La veda del camarón inició oficialmente en Panamá con la entrada en vigor del primer período de restricción para 2026, una medida que suspende de forma temporal la captura y comercialización del recurso marino con el objetivo de proteger su ciclo reproductivo y garantizar la sostenibilidad pesquera.
La disposición, establecida por la Autoridad de los Recursos Acuáticos de Panamá (ARAP), rige del 1 de febrero al 11 de abril, según lo establecido en su comunicado oficial.
Durante este período, queda totalmente prohibida la captura de camarones marinos, sin importar la especie, en aguas jurisdiccionales del país.
También se restringe la venta, transporte, almacenamiento y comercialización del producto, salvo en los casos en que exista un certificado de inspección ocular emitido por la autoridad competente, un requisito clave para verificar inventarios previos al inicio de la veda.
La veda es una herramienta de manejo pesquero diseñada para permitir la reproducción natural del camarón, reducir la presión sobre las poblaciones y evitar su sobreexplotación.

En Panamá, este recurso es uno de los más relevantes dentro del sector pesquero, tanto por su impacto económico como por su peso en el comercio exterior, lo que explica la necesidad de controles periódicos y supervisión constante.
De acuerdo con la normativa vigente, el país aplica dos períodos de veda al año para el camarón marino, uno en el primer trimestre y otro en la segunda mitad del año, ajustados a los ciclos biológicos de la especie.
Estas medidas buscan garantizar que los ejemplares alcancen su madurez y puedan reproducirse antes de ser capturados nuevamente, fortaleciendo la estabilidad del recurso a mediano plazo.
El comunicado de la ARAP también establece que todos los actores de la cadena productiva —centros de acopio, plantas procesadoras, fincas camaroneras, intermediarios y comercializadores— deben cumplir con los requisitos administrativos y sanitarios.

Entre ellos, figura la solicitud formal del certificado de inspección ocular, acompañada de documentación legal y comercial.
Además, durante el período de veda queda prohibido el transporte de camarón sin salvoconducto, así como la movilización de nauplios y postlarvas, una etapa crítica del desarrollo del crustáceo.
La normativa también contempla sanciones económicas para quienes incumplan los plazos de inspección o mantengan operaciones sin autorización.
La importancia de estas restricciones se entiende mejor al analizar el peso del camarón en las exportaciones panameñas.
Datos oficiales muestran que el país exporta anualmente más de 16 millones de kilogramos de camarón congelado, consolidándolo como uno de los productos pesqueros más relevantes dentro de la balanza comercial del sector marítimo.
En términos de valor, el camarón representa una porción significativa del total de exportaciones pesqueras, con ingresos que superan los 128 millones de dólares anuales, concentrados principalmente en productos congelados y cultivados.
Esta dinámica convierte al rubro en una fuente clave de divisas, empleo y encadenamientos productivos.

Los principales destinos del camarón panameño incluyen a Estados Unidos, Taiwán, China, México y países de la Unión Europea, mercados que demandan altos estándares sanitarios y trazabilidad.
En el caso de Asia, Taiwán se ha consolidado como uno de los compradores más estables, mientras que Estados Unidos mantiene su posición como principal receptor en volumen y valor.
La existencia de la veda, lejos de afectar estructuralmente el comercio, busca preservar la capacidad exportadora futura.
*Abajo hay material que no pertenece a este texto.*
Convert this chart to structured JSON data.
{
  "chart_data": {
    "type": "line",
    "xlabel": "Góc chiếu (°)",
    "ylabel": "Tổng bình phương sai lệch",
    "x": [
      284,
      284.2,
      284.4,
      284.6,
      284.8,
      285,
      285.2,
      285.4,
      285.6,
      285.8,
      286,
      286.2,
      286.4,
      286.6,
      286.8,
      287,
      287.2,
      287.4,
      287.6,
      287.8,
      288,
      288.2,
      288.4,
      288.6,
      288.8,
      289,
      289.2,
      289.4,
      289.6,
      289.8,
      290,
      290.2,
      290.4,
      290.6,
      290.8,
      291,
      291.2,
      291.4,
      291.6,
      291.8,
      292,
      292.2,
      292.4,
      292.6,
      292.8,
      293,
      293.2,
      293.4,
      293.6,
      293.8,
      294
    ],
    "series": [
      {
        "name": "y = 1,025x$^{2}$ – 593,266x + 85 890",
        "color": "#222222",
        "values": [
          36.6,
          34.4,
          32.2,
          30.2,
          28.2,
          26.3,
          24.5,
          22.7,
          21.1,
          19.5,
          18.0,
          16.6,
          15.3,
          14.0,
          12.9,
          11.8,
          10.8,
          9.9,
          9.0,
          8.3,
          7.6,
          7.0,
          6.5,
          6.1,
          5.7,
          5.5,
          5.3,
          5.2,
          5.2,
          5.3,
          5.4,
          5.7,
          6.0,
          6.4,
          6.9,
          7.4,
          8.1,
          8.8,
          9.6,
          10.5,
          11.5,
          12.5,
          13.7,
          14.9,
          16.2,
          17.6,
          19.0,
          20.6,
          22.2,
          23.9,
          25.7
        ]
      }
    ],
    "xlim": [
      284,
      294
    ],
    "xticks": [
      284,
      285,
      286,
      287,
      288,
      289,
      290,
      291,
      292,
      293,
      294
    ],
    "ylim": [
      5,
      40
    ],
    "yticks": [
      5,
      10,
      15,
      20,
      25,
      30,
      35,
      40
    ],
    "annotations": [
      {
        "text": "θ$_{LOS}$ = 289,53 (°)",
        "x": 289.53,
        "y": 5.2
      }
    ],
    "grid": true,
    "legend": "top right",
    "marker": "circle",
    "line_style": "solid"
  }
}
Autoridades y gremios coinciden en que la sobreexplotación tendría un impacto directo en la competitividad del país, al reducir la oferta disponible y elevar los costos de producción.
Desde el punto de vista ambiental, la restricción también contribuye a la protección de ecosistemas marinos y estuarios, donde el camarón cumple funciones relevantes dentro de la cadena alimenticia. La reducción temporal de la pesca permite la recuperación de hábitats y disminuye el impacto de artes de captura sobre otras especies.

En paralelo, la ARAP anunció que durante el período de veda se reforzarán las inspecciones, patrullajes y controles en puertos, carreteras y centros de distribución, en coordinación con otras entidades del Estado. Estas acciones buscan prevenir el comercio ilegal y garantizar el cumplimiento de la normativa.
El sector camaronero, por su parte, enfrenta el desafío de ajustar su planificación productiva a los calendarios oficiales.
Las fincas de cultivo deben presentar programaciones de cosecha y siembra, mientras que las plantas procesadoras reorganizan inventarios para sostener operaciones durante la restricción.
En años recientes, el cumplimiento de la veda ha sido clave para evitar caídas abruptas en la producción. Estudios técnicos han mostrado que los períodos sin pesca favorecen la recuperación de biomasa, reducen la mortalidad juvenil y estabilizan los rendimientos en temporadas posteriores.